On-demand Metadata

With the on-demand metadata feature, the Impala coordinators pull metadata as needed from catalogd and cache it locally. The cached metadata gets evicted automatically under memory pressure.

The granularity of on-demand metadata fetches is at the partition level between the coordinator and catalogd. Common use cases like add/drop partitions do not trigger unnecessary serialization/deserialization of large metadata.

The feature can be used in either of the following modes.
Metadata on-demand mode
In this mode, all coordinators use the metadata on-demand.
Set the following on catalogd:
--catalog_topic_mode=minimal
Set the following on all impalad coordinators:
--use_local_catalog=true
Mixed mode
In this mode, only some coordinators are enabled to use the metadata on-demand.
We recommend that you use the mixed mode only for testing local catalog’s impact on heap usage.
Set the following on catalogd:
--catalog_topic_mode=mixed
Set the following on impalad coordinators with metdadata on-demand:
--use_local_catalog=true 
Limitation:

HDFS caching is not supported in On-demand metadata mode coordinators.

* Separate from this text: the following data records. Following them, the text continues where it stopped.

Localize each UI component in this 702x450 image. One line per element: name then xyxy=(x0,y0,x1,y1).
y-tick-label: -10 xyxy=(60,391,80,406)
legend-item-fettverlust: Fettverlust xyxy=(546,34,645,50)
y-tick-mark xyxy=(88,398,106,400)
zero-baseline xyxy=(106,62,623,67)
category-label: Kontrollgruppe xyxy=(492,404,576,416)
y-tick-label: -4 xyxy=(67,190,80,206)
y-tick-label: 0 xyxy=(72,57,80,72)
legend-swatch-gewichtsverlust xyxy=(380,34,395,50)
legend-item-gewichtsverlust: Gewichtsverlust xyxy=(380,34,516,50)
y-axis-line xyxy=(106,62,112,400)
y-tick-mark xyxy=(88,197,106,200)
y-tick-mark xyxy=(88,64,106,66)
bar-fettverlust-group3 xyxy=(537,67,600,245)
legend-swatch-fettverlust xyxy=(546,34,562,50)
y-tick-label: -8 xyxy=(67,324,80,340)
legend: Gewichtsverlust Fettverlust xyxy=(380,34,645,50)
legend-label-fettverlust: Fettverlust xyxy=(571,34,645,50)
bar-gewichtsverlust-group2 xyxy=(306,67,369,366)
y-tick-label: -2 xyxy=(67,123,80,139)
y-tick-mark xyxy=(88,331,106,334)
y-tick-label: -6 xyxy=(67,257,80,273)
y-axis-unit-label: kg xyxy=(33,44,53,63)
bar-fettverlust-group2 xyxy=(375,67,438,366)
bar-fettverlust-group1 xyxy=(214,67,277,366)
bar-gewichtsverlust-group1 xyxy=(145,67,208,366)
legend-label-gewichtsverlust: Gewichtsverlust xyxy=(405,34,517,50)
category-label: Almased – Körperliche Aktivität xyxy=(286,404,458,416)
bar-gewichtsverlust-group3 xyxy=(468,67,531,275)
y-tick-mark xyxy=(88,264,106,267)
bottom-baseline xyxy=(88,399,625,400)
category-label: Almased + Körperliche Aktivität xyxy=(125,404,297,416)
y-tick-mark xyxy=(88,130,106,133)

INVALIDATE METADATA Usage Notes:

Through "automatic invalidation" or "HMS event polling" support, Impala automatically picks up most changes in metadata from the underlying systems. However there are some scenarios where you might need to run INVALIDATE METADATA or REFRESH.
  • when HMS event polling does not detect changes,
  • if you override manually to disable "HMS event polling",
  • for the list of other cases when a Global INVALIDATE METADATA is recommended.